[ This is (nearly) a copy of bug #141479 ] Description of problem: The %post scriptlet creates the SSL certificate at /usr/share/ssl. This causes problems because: * the /usr filesystem (inclusive /usr/share/ssl) can be shared between several hosts; when there are multiple imap-servers, every one would use the same certificate. This will not work because CN must match the DNS name. This causes problems also, when /usr is mounted read-only. Then the %post-scriptlet will fail because the certificate can not be created. * the sharing happens in >90% of all cases over an unencrypted network-filesystem (NFS). So, an attacker could easily get the SSL key. A better place for the certificates would be somewhere under /etc. Version-Release number of selected component (if applicable): exim-4.43-3
Assigning to openssl, because this is a problem for all applications which are using certificates.
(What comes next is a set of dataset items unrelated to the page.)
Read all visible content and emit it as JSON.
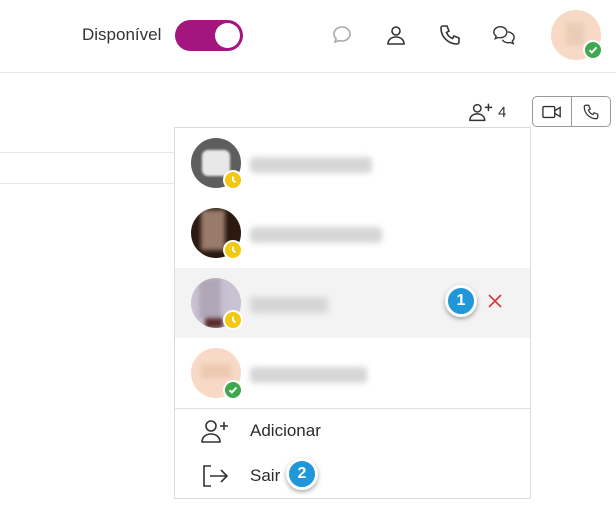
{
  "header": {
    "status_label": "Disponível",
    "status_toggle_on": true,
    "toggle_color": "#a3157f",
    "icons": [
      "chat-bubble-icon",
      "user-icon",
      "phone-icon",
      "conversations-icon"
    ],
    "self_status": "available"
  },
  "subbar": {
    "participants_count": "4",
    "call_buttons": [
      "video-camera-icon",
      "phone-icon"
    ]
  },
  "participants": [
    {
      "status": "pending",
      "avatar_color": "#5e5e5e",
      "highlighted": false
    },
    {
      "status": "pending",
      "avatar_color": "#2a1a12",
      "highlighted": false
    },
    {
      "status": "pending",
      "avatar_color": "#c9c2d2",
      "highlighted": true,
      "removable": true
    },
    {
      "status": "available",
      "avatar_color": "#f7d9c6",
      "highlighted": false
    }
  ],
  "menu": {
    "add_label": "Adicionar",
    "leave_label": "Sair"
  },
  "annotations": {
    "step1": "1",
    "step2": "2",
    "badge_color": "#1f97d8"
  },
  "colors": {
    "available_badge": "#3fa84f",
    "pending_badge": "#f3c812",
    "remove_x": "#d23c3c"
  }
}
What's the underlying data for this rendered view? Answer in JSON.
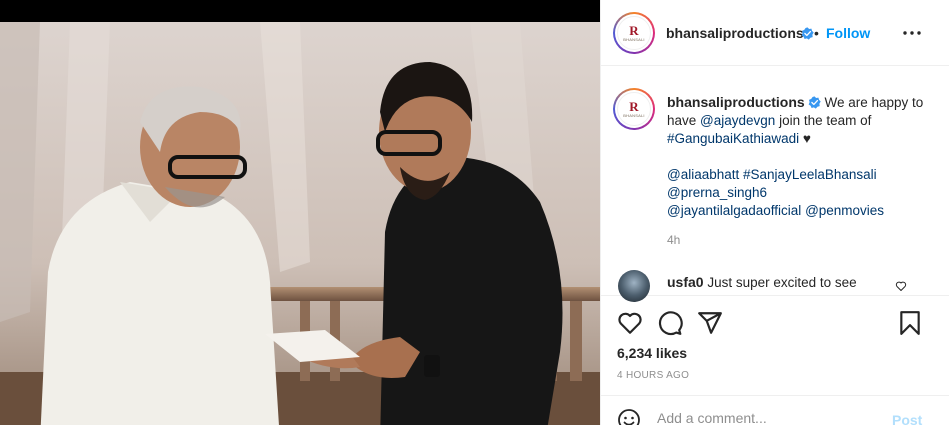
{
  "post": {
    "username": "bhansaliproductions",
    "follow_label": "Follow",
    "separator": "•",
    "caption": {
      "text_1": "We are happy to have",
      "mention_1": "@ajaydevgn",
      "text_2": "join the team of",
      "hashtag_1": "#GangubaiKathiawadi",
      "emoji": "♥",
      "mention_2": "@aliaabhatt",
      "hashtag_2": "#SanjayLeelaBhansali",
      "mention_3": "@prerna_singh6",
      "mention_4": "@jayantilalgadaofficial",
      "mention_5": "@penmovies"
    },
    "caption_time": "4h",
    "likes": "6,234 likes",
    "posted_ago": "4 HOURS AGO"
  },
  "comment": {
    "username": "usfa0",
    "text": "Just super excited to see"
  },
  "add_comment": {
    "placeholder": "Add a comment...",
    "post_label": "Post"
  },
  "colors": {
    "link": "#00376b",
    "follow": "#0095f6",
    "verified": "#3897f0",
    "post_disabled": "#b2dffc"
  },
  "icons": [
    "verified-badge-icon",
    "more-options-icon",
    "heart-icon",
    "comment-icon",
    "share-icon",
    "bookmark-icon",
    "emoji-icon",
    "comment-like-icon"
  ]
}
I do not think that this is problem of openssl only. The standard /usr/share/openssl path is ok for CA certificates, and the statements above do not apply to it. I agree that this path is not good for system-management -- configuration data (and ca-bundle.crt is a such one) should not be placed under /usr but in /etc or /var. But this is another, minor issue... All SSL-capable applications (at least these, known by me) accept pathnames for the service certificate+key. So the packages creating own keys (exim, postgresql-server, openldap-server) should put the certs into a safe path; the applications will work without problems.
The contents of the /usr/share/ssl (including the ca-bundle, although it's debatable if it should stay or not) is moved to /etc/pki/tls and /etc/pki/CA directories.